People looking for an aid to help with jet lag or another sleeping problem may be forgiven for hoping they can avoid using a synthetic version of melatonin. Synthetic hormones don’t have a high reputation, after the fiasco of the hormone therapies given to menopausal women in the past few years. The problems they experienced set the question of synthetic melatonin into high relief, because as well as being a sleep-regulating hormone, this substance is also influential on the reproductive system. So the problems experienced in one area with synthetic hormones, has people searching for a more “natural” alternative.

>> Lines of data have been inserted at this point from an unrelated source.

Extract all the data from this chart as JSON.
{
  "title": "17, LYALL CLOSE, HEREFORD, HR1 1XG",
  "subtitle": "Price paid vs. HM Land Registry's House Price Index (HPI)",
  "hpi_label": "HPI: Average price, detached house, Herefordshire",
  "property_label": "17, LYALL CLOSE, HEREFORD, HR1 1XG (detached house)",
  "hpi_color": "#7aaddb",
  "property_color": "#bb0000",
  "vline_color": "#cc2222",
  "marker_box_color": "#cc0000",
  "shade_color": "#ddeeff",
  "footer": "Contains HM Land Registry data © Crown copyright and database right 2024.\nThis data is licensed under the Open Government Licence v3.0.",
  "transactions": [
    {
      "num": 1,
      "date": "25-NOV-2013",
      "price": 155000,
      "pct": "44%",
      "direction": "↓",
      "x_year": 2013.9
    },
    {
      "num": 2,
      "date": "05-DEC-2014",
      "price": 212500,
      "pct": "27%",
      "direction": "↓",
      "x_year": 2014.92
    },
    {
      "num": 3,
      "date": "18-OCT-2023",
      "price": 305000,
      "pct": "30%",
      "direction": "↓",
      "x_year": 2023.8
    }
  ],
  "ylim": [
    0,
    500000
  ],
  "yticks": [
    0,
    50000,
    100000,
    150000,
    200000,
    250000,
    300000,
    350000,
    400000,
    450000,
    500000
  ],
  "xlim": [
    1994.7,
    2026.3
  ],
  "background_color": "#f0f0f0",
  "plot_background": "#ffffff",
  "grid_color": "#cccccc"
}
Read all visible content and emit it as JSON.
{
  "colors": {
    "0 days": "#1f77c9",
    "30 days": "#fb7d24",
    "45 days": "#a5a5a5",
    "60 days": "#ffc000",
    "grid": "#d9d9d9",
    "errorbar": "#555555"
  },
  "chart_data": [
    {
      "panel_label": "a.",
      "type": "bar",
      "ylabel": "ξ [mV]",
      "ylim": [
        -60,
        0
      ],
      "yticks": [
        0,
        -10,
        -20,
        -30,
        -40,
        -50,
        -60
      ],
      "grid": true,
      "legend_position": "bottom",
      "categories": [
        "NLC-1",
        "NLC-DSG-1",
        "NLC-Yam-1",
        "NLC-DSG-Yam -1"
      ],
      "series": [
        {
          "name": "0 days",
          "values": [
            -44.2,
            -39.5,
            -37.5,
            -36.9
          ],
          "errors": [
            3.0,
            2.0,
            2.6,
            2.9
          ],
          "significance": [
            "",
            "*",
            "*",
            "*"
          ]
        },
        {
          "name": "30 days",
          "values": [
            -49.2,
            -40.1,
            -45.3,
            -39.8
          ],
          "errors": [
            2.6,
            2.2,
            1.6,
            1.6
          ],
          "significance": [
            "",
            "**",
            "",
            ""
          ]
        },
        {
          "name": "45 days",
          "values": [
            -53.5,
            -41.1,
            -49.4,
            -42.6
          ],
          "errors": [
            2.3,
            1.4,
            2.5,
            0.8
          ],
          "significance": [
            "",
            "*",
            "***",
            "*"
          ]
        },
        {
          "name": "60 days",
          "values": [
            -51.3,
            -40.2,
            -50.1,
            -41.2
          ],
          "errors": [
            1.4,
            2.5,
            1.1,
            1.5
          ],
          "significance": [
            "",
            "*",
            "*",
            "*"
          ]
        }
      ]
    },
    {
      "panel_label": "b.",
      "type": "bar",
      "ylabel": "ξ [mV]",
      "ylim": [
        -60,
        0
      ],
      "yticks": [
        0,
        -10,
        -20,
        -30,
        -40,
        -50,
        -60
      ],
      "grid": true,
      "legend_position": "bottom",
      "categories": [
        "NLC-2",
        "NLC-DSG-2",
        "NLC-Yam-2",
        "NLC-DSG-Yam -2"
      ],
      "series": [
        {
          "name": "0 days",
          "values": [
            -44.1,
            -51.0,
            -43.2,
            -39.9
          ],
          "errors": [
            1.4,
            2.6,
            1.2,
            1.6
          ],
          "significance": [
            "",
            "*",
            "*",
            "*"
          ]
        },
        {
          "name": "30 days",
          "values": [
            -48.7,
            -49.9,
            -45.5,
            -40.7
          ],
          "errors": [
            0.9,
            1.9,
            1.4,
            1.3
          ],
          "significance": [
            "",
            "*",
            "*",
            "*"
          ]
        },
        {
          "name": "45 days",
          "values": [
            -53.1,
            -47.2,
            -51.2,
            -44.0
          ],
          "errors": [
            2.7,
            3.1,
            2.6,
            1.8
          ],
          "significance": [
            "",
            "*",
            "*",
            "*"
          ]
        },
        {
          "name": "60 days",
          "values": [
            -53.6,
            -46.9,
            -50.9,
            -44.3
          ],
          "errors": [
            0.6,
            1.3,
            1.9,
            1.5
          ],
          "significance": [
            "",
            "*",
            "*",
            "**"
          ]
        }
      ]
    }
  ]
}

However, this is one supplement where things aren’t so cut and dried. Even when problems with synthetic hormones are acknowledged, man-made melatonin produced in a lab is still much safer than that derived from some “natural sources.” For example, one of the sources of melatonin that’s not created in a laboratory is the ground-up pineal glands of cows. There are already worries about the side effects of melatonin supplements, but using those derived from cows can add the extra worry of spreading disease. This was highlighted during the scare about mad cow disease, and people have been reluctant to use that type of supplement ever since.

The medical establishment tends to recommend synthetic melatonin as safer and more reliable alternative, considering the extra worries about the disease potential of supplements derived from the glands of cows. Yet even if you eliminate that problem with a synthetic product, you immediately run into another one, which is that dietary and herbal supplements are not regulated. This means you still have no real guarantee of a good product, or even one with consistent dosages and effects from package to package. You can gather all the health information available, but in the end, all you’ve really got is a hope that a particular product will be reliable, and delivers what manufacturers claim it will.

People can be glad that synthetic melatonin has never yet produced overdoses or toxicity, or had adverse effects similar to other synthetic hormones. Relief about this may hold melatonin fans long enough for a more natural treatment to be developed, from plants with their own high melatonin content. It’s possible that if those supplements become the standard, then this might solve everyone’s problems.